New York City's 44th City Council district is one of 51 districts in the New York City Council. It has been represented by Democrat Kalman Yeger since 2018, succeeding fellow Democrat David Greenfield. Though Yeger caucuses with Democrats on the Council, he is among the Council's most conservative members and has run for office on both Democratic and Republican party lines.

Geography
District 44 is based in the heavily Orthodox Jewish neighborhood of Borough Park in southwestern Brooklyn, also covering Ocean Parkway and parts of Bensonhurst and Midwood.

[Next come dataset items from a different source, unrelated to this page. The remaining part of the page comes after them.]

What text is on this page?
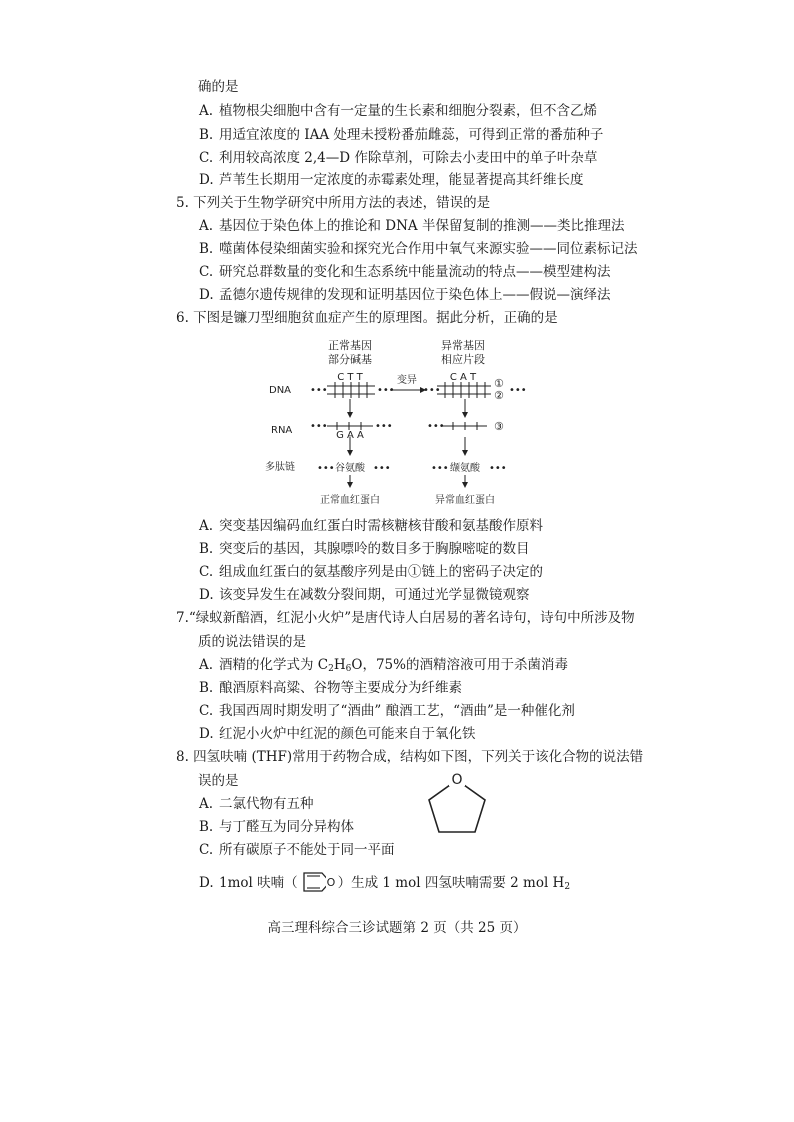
确的是
A. 植物根尖细胞中含有一定量的生长素和细胞分裂素，但不含乙烯
B. 用适宜浓度的 IAA 处理未授粉番茄雌蕊，可得到正常的番茄种子
C. 利用较高浓度 2,4—D 作除草剂，可除去小麦田中的单子叶杂草
D. 芦苇生长期用一定浓度的赤霉素处理，能显著提高其纤维长度
5. 下列关于生物学研究中所用方法的表述，错误的是
A. 基因位于染色体上的推论和 DNA 半保留复制的推测——类比推理法
B. 噬菌体侵染细菌实验和探究光合作用中氧气来源实验——同位素标记法
C. 研究总群数量的变化和生态系统中能量流动的特点——模型建构法
D. 孟德尔遗传规律的发现和证明基因位于染色体上——假说—演绎法
6. 下图是镰刀型细胞贫血症产生的原理图。据此分析，正确的是
正常基因
部分碱基
异常基因
相应片段
DNA
RNA
多肽链
C T T	C A T
G A A
变异
谷氨酸	缬氨酸
正常血红蛋白	异常血红蛋白
①
②
③
•••	•••	•••	•••
•••	•••	•••
•••	•••	•••	•••
A. 突变基因编码血红蛋白时需核糖核苷酸和氨基酸作原料
B. 突变后的基因，其腺嘌呤的数目多于胸腺嘧啶的数目
C. 组成血红蛋白的氨基酸序列是由①链上的密码子决定的
D. 该变异发生在减数分裂间期，可通过光学显微镜观察
7.“绿蚁新醅酒，红泥小火炉”是唐代诗人白居易的著名诗句，诗句中所涉及物
质的说法错误的是
A. 酒精的化学式为 $C_2H_6O$，75%的酒精溶液可用于杀菌消毒
B. 酿酒原料高粱、谷物等主要成分为纤维素
C. 我国西周时期发明了“酒曲” 酿酒工艺，“酒曲”是一种催化剂
D. 红泥小火炉中红泥的颜色可能来自于氧化铁
8. 四氢呋喃 (THF)常用于药物合成，结构如下图，下列关于该化合物的说法错
误的是
A. 二氯代物有五种
B. 与丁醛互为同分异构体
C. 所有碳原子不能处于同一平面
O
D. 1mol 呋喃（	O ）生成 1 mol 四氢呋喃需要 2 mol $H_2$
高三理科综合三诊试题第 2 页（共 25 页）
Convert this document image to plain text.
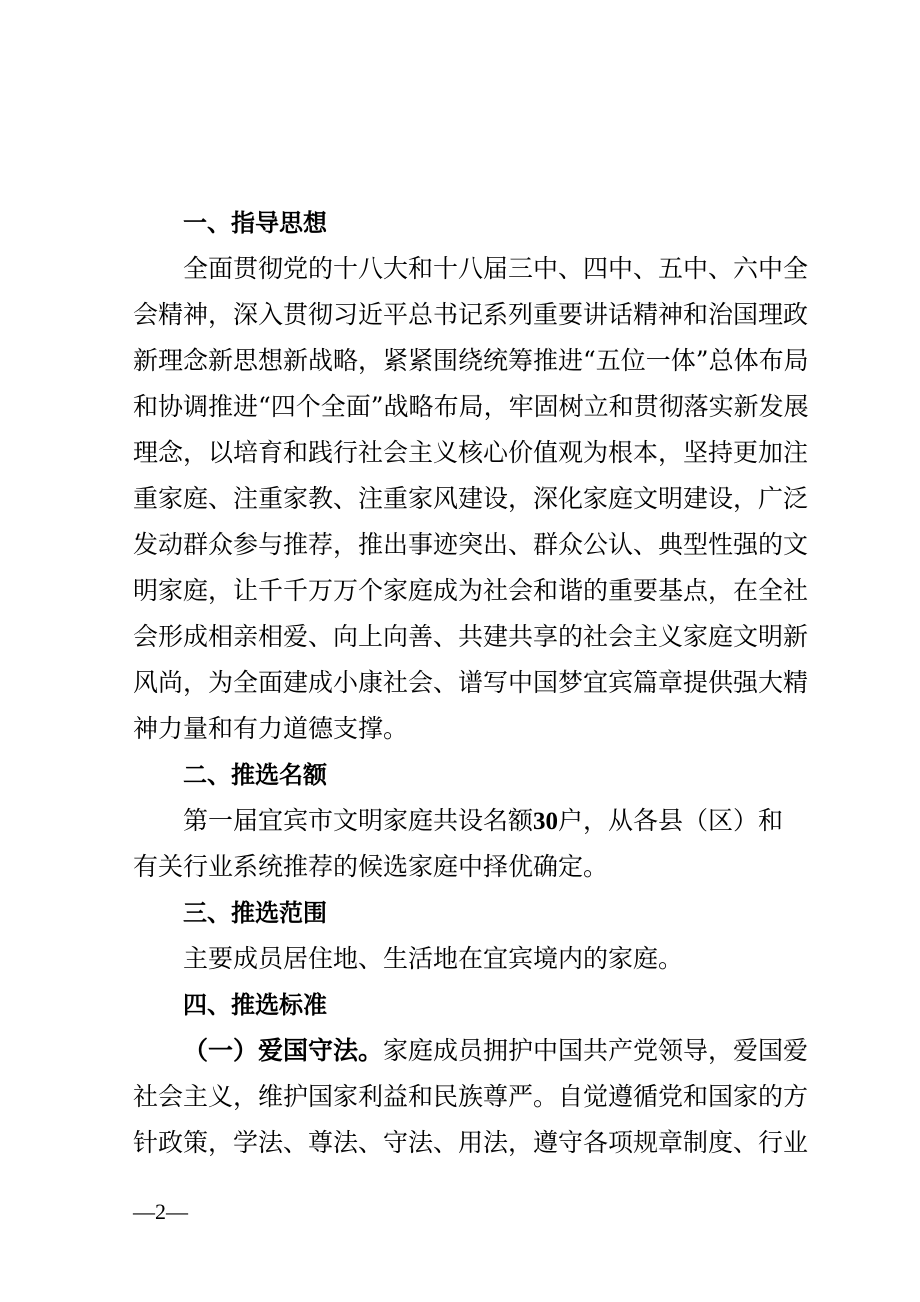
一、指导思想
全面贯彻党的十八大和十八届三中、四中、五中、六中全
会精神，深入贯彻习近平总书记系列重要讲话精神和治国理政
新理念新思想新战略，紧紧围绕统筹推进“五位一体”总体布局
和协调推进“四个全面”战略布局，牢固树立和贯彻落实新发展
理念，以培育和践行社会主义核心价值观为根本，坚持更加注
重家庭、注重家教、注重家风建设，深化家庭文明建设，广泛
发动群众参与推荐，推出事迹突出、群众公认、典型性强的文
明家庭，让千千万万个家庭成为社会和谐的重要基点，在全社
会形成相亲相爱、向上向善、共建共享的社会主义家庭文明新
风尚，为全面建成小康社会、谱写中国梦宜宾篇章提供强大精
神力量和有力道德支撑。
二、推选名额
第一届宜宾市文明家庭共设名额30户，从各县（区）和
有关行业系统推荐的候选家庭中择优确定。
三、推选范围
主要成员居住地、生活地在宜宾境内的家庭。
四、推选标准
（一）爱国守法。家庭成员拥护中国共产党领导，爱国爱
社会主义，维护国家利益和民族尊严。自觉遵循党和国家的方
针政策，学法、尊法、守法、用法，遵守各项规章制度、行业
—2—
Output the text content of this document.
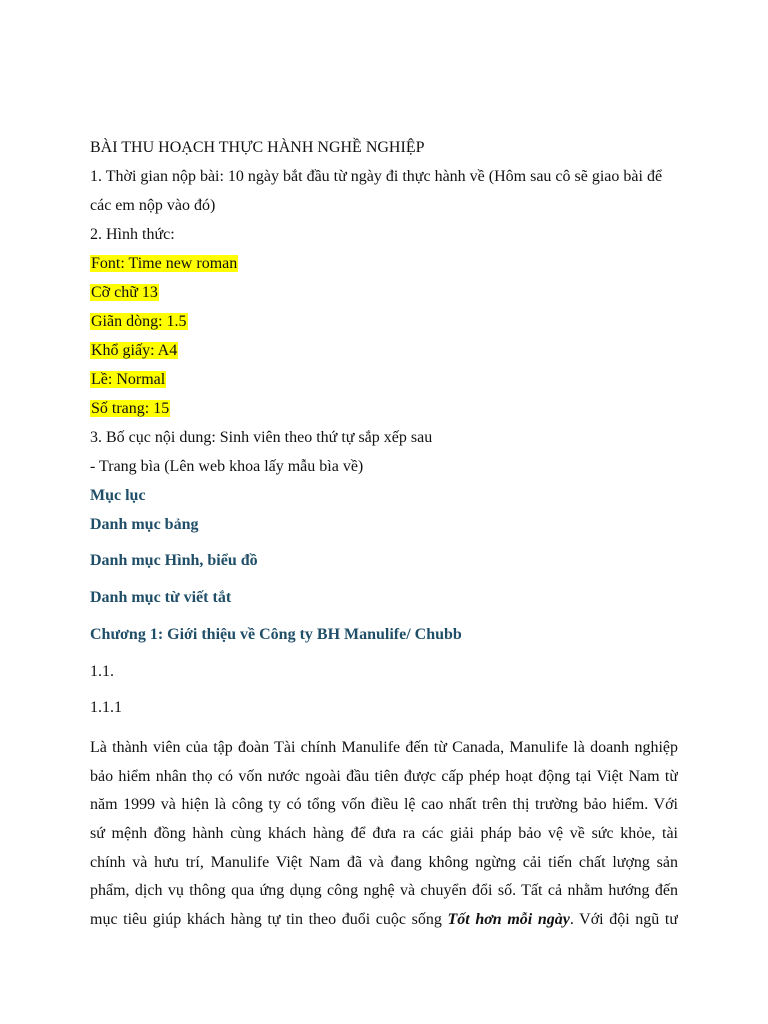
BÀI THU HOẠCH THỰC HÀNH NGHỀ NGHIỆP
1. Thời gian nộp bài: 10 ngày bắt đầu từ ngày đi thực hành về (Hôm sau cô sẽ giao bài để
các em nộp vào đó)
2. Hình thức:
Font: Time new roman
Cỡ chữ 13
Giãn dòng: 1.5
Khổ giấy: A4
Lề: Normal
Số trang: 15
3. Bố cục nội dung: Sinh viên theo thứ tự sắp xếp sau
- Trang bìa (Lên web khoa lấy mẫu bìa về)
Mục lục
Danh mục bảng
Danh mục Hình, biểu đồ
Danh mục từ viết tắt
Chương 1: Giới thiệu về Công ty BH Manulife/ Chubb
1.1.
1.1.1
Là thành viên của tập đoàn Tài chính Manulife đến từ Canada, Manulife là doanh nghiệp
bảo hiểm nhân thọ có vốn nước ngoài đầu tiên được cấp phép hoạt động tại Việt Nam từ
năm 1999 và hiện là công ty có tổng vốn điều lệ cao nhất trên thị trường bảo hiểm. Với
sứ mệnh đồng hành cùng khách hàng để đưa ra các giải pháp bảo vệ về sức khỏe, tài
chính và hưu trí, Manulife Việt Nam đã và đang không ngừng cải tiến chất lượng sản
phẩm, dịch vụ thông qua ứng dụng công nghệ và chuyển đổi số. Tất cả nhằm hướng đến
mục tiêu giúp khách hàng tự tin theo đuổi cuộc sống Tốt hơn mỗi ngày. Với đội ngũ tư
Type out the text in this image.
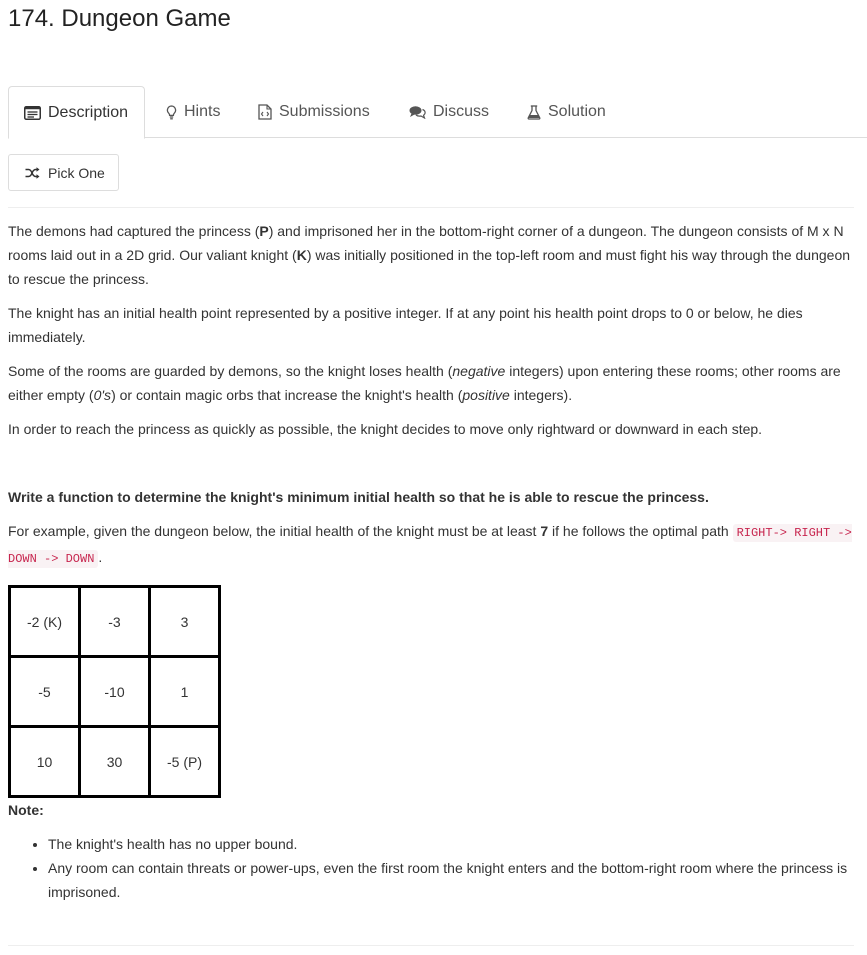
174. Dungeon Game
Description	Hints	Submissions	Discuss	Solution
Pick One

The demons had captured the princess (P) and imprisoned her in the bottom-right corner of a dungeon. The dungeon consists of M x N rooms laid out in a 2D grid. Our valiant knight (K) was initially positioned in the top-left room and must fight his way through the dungeon to rescue the princess.

The knight has an initial health point represented by a positive integer. If at any point his health point drops to 0 or below, he dies immediately.

Some of the rooms are guarded by demons, so the knight loses health (negative integers) upon entering these rooms; other rooms are either empty (0's) or contain magic orbs that increase the knight's health (positive integers).

In order to reach the princess as quickly as possible, the knight decides to move only rightward or downward in each step.

Write a function to determine the knight's minimum initial health so that he is able to rescue the princess.

For example, given the dungeon below, the initial health of the knight must be at least 7 if he follows the optimal path RIGHT-> RIGHT -> DOWN -> DOWN .

-2 (K)	-3	3
-5	-10	1
10	30	-5 (P)

Note:

• The knight's health has no upper bound.
• Any room can contain threats or power-ups, even the first room the knight enters and the bottom-right room where the princess is imprisoned.
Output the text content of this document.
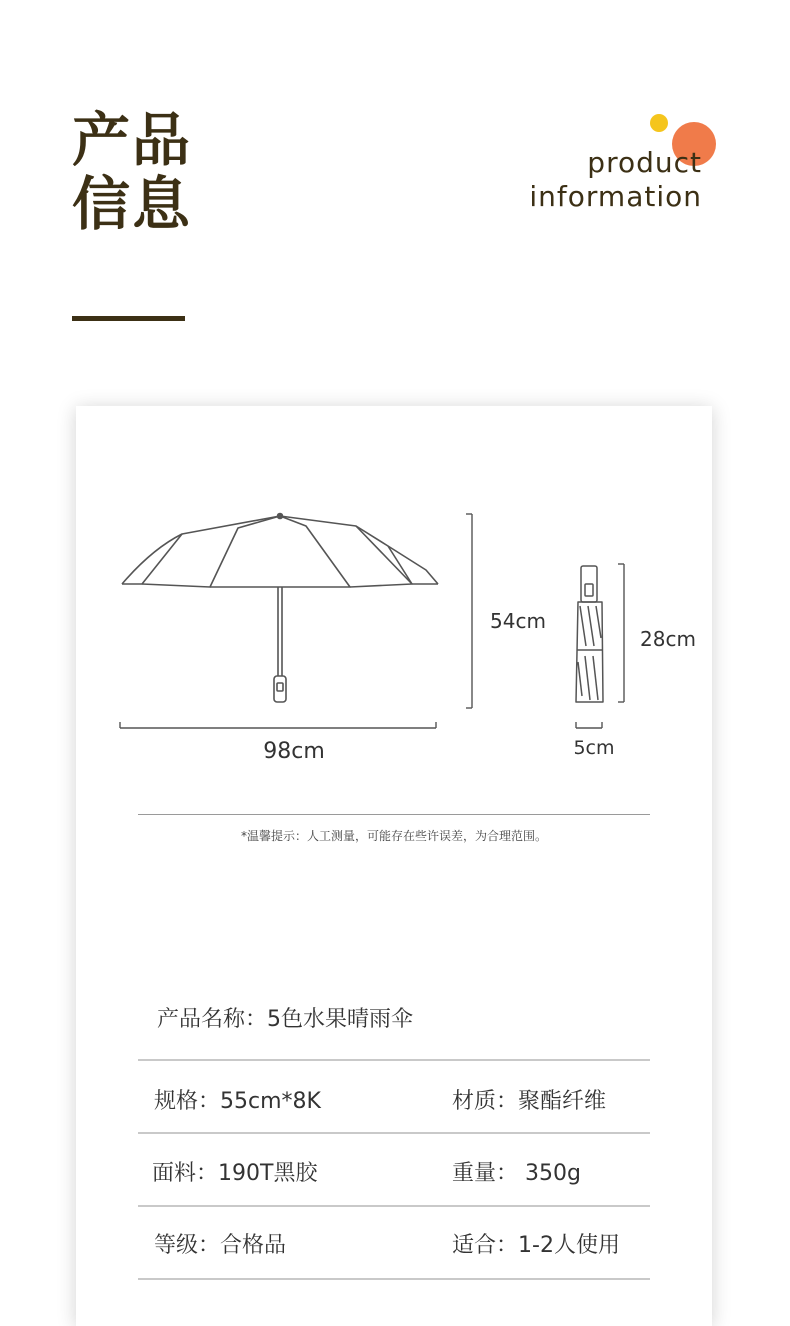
产品
信息
product
information
98cm
54cm
28cm
5cm
*温馨提示：人工测量，可能存在些许误差，为合理范围。
产品名称：5色水果晴雨伞
规格：55cm*8K	材质：聚酯纤维
面料：190T黑胶	重量： 350g
等级：合格品	适合：1-2人使用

The district overlaps with Brooklyn Community Boards 11, 12, 14, and 15, and with New York's 9th, 10th, and 11th congressional districts. It also overlaps with the 17th and 22nd districts of the New York State Senate, and with the 44th, 45th, 47th, 48th, and 49th districts of the New York State Assembly.

Recent election results

2021

In 2019, voters in New York City approved Ballot Question 1, which implemented ranked-choice voting in all local elections. Under the new system, voters have the option to rank up to five candidates for every local office. Voters whose first-choice candidates fare poorly will have their votes redistributed to other candidates in their ranking until one candidate surpasses the 50 percent threshold. If one candidate surpasses 50 percent in first-choice votes, then ranked-choice tabulations will not occur.

2017
In 2017, Councilman David Greenfield left the Council in order to lead the Metropolitan Council on Jewish Poverty. Because his departure occurred after the filing deadline for his seat, local political leaders – among them Greenfield himself – could bypass a regular primary election and instead choose the Democratic nominee for the seat. The chosen candidate was Kalman Yeger, who had previously been set to run against Councilman Chaim Deutsch in a neighboring district. The process was roundly criticized by good government groups, and eventually drew an unsuccessful general election challenge from Yoni Hikind, the son of then-Assemblyman Dov Hikind.